Ильин говорил: Иоанн Креститель, как и волхвы, знал, кто такой Иисус, знал, что Он Сын Божий, не мог не обладать этим знанием, поэтому он и говорил Ему: «Мне надобно креститься у Тебя и Ты ли приходишь ко мне». Но тогда еще ничего не было решено и еще сорок дней разделяли житие Иисуса-человека и житие Иисуса-мессии: крещение от Иоанна, нисхождение Святого Духа, долгий пост в пустыне, во время которого трижды дьявол искушает Христа, искушает в Нем человека, и только когда человек устоял, выдержал, тогда и свершилось, и стал Христос помазанником Божиим. В диалоге между Христом и Иоанном Крестителем, который есть у Матфея, можно почувствовать некоторую неуверенность Христа. Связана ли она с тем, что срок Его миссии еще не пришел или не кончился искус, но, кажется, хотя об этом и ничего не сказано, изначально мыслилось лишь воплощение Сына Божьего в человека, потому что в том, что мир стал таким, каким он был, и вина была только человека.

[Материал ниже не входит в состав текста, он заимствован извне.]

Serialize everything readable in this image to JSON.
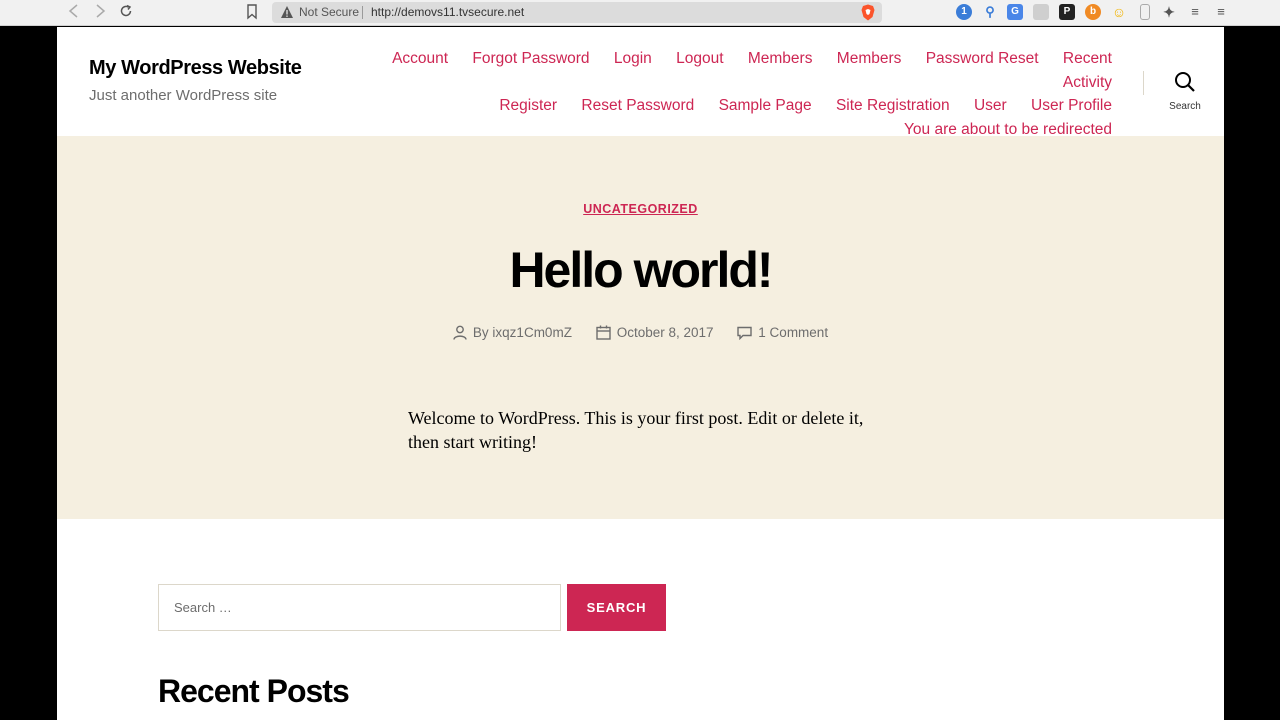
{
  "browser": {
    "back_icon": "back-arrow-icon",
    "forward_icon": "forward-arrow-icon",
    "reload_icon": "reload-icon",
    "security_label": "Not Secure",
    "url": "http://demovs11.tvsecure.net",
    "extensions": [
      "onepassword-icon",
      "key-icon",
      "translate-icon",
      "puzzle-icon",
      "p-icon",
      "b-icon",
      "emoji-icon",
      "phone-icon",
      "extensions-icon",
      "reading-list-icon"
    ]
  },
  "site": {
    "title": "My WordPress Website",
    "tagline": "Just another WordPress site"
  },
  "menu": {
    "row1": [
      "Account",
      "Forgot Password",
      "Login",
      "Logout",
      "Members",
      "Members",
      "Password Reset",
      "Recent Activity"
    ],
    "row2": [
      "Register",
      "Reset Password",
      "Sample Page",
      "Site Registration",
      "User",
      "User Profile"
    ],
    "row3": [
      "You are about to be redirected"
    ]
  },
  "search_toggle": {
    "label": "Search"
  },
  "post": {
    "category": "UNCATEGORIZED",
    "title": "Hello world!",
    "author": "By ixqz1Cm0mZ",
    "date": "October 8, 2017",
    "comments": "1 Comment",
    "excerpt": "Welcome to WordPress. This is your first post. Edit or delete it, then start writing!"
  },
  "search_widget": {
    "placeholder": "Search …",
    "button_label": "SEARCH"
  },
  "recent_posts": {
    "title": "Recent Posts"
  },
  "colors": {
    "accent": "#cd2653",
    "hero_bg": "#f5efe0"
  }
}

Ильин говорил: то, что Господь во время, когда Иоанн Креститель еще был жив, посылает на землю другого пророка, большего, чем он, Своего Сына, не должно быть принято за свидетельство недостаточности Иоанна (что как раз подразумевалось в спорах между учениками его и Иисуса), нет, появление Иисуса Христа, Его проповедь означали иное, означали, что раньше Его, Сына Божьего и Спасителя, между Богом и людьми не было, и пока Его не было, человек не мог, не имел сил, чтобы одолеть грех. Это уже само по себе было как бы оправданием человека. Вещь необычайно важная и неожиданная для Бога, и Христос, избрав учениками людей, живших на земле той же простой жизнью, что и Он, тем самым утвердит этот оправдательный приговор.

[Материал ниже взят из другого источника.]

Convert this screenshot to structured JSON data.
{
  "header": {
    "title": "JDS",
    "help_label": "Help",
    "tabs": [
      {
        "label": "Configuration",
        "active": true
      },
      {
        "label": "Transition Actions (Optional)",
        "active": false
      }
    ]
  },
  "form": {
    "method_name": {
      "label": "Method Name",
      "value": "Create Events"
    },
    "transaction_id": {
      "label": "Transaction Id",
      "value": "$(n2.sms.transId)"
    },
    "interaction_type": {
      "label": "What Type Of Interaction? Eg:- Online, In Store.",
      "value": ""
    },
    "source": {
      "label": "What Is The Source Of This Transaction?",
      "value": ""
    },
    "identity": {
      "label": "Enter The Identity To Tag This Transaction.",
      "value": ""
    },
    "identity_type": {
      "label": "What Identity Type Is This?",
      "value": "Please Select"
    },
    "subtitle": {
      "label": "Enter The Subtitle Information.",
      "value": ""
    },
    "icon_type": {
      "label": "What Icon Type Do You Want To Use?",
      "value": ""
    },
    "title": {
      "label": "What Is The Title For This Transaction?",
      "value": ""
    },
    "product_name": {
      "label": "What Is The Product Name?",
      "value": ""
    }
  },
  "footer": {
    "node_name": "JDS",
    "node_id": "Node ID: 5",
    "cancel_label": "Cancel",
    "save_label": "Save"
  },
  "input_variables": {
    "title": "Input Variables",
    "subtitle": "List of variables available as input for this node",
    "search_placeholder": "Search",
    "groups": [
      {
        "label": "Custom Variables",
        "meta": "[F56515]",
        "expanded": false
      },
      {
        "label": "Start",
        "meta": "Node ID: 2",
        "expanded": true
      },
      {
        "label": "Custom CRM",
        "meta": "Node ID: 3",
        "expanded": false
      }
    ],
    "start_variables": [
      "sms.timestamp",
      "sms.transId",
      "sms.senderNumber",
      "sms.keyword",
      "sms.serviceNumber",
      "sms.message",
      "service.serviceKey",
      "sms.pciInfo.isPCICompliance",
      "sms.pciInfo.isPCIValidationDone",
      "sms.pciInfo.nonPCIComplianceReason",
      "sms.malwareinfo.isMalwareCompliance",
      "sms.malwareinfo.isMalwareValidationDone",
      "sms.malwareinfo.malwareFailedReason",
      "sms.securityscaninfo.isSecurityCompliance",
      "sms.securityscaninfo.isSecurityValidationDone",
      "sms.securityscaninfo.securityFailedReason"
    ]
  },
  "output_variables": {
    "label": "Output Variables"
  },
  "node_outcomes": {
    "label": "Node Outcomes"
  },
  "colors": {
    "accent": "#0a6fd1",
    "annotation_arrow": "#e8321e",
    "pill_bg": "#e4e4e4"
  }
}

Ильин говорил: три года ходил Иисус, проповедуя, по Израилю, и от них осталось не только то, что Он говорил своим ученикам и что через писание дошло и до нас, у этой части учения жизнь была наиболее прямая и естественная, но и сказанное Им тем евреям, которые за Ним не пошли, которые отвергли Его, и еще то, что понял за три года Он Сам. Споры Христа с фарисеями были необычайно важны и для народа, и для Христа, и для Бога. Вся последующая история не одних лишь евреев, но и христианского мира свернута в них.

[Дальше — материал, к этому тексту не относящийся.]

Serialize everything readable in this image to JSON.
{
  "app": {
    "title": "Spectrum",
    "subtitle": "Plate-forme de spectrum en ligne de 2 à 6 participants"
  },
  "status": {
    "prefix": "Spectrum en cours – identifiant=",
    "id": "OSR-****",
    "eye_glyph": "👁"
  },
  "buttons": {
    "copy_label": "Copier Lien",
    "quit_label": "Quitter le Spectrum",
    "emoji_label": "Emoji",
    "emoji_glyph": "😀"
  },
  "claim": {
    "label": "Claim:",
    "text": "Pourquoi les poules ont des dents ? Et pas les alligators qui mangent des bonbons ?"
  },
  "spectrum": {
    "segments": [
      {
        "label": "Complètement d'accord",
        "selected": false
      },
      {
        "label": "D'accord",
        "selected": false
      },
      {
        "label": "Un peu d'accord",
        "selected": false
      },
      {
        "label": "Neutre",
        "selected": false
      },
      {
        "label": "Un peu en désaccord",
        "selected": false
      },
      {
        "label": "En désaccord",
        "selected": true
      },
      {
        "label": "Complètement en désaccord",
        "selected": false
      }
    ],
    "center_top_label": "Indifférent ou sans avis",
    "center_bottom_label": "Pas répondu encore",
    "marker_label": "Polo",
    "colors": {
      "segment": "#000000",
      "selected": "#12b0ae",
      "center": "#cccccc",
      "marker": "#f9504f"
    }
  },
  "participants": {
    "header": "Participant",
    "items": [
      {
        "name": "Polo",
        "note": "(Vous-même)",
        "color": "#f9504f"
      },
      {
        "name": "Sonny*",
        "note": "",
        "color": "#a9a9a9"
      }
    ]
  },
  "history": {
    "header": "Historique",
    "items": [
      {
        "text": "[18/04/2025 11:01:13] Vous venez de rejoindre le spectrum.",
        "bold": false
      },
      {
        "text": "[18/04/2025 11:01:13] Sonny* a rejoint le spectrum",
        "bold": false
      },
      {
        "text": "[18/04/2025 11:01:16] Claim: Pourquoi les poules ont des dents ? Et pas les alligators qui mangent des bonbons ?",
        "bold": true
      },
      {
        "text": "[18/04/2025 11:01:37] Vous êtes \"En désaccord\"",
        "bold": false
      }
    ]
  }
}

Какие выводы можно сделать из этих споров? Первое: прямолинейное развитие, формальная логика, примат внешнего ведет веру к юридическому кодексу, к тупику, но ясно и другое: единственное, ради чего живы фарисеи – Бог, все их помыслы и устремления – Он, весь их ригоризм – от преданности вере отцов. Я уже говорил, что истинность и правильность Закона, данного Моисею, Иисусом Христом нигде сомнению не подвергается, на Законе не лежит никакой вины за непонимание между Богом и народом. Иисус даже усиливает звучание Закона, продолжает его, хотя и в иную, более человечную, чем фарисеи, сторону. Но это как раз понятно: Он имеет право на толкование, Он Бог, они же имеют право только на строгое логическое выведение, простое продление. И всё же главное – не толкование Иисусом Закона и не судьба верных и праведных волнует Его в первую очередь. Он послан не к ним: «не здоровые имеют нужду во враче, но больные» (Матф., 9). Куда важнее другое знание, вынесенное Христом из земной жизни: единственное, что может помочь человеку, – чудо. Господь не утешает калек и больных, у Него для них нет слов. Он и не призывает их смириться. Он их лечит. Это суть: участь калек, увечных и бесноватых так ужасна, что без спасения слова – ничто. То, сколько чудес, самых разных, совершает Христос на земле, показывает, как необходимо чудо в мире, как целительно, и что без него нельзя. Творя чудеса, Господь исходит из убеждения, что мир страшен, и Он, Христос, послан спасти его.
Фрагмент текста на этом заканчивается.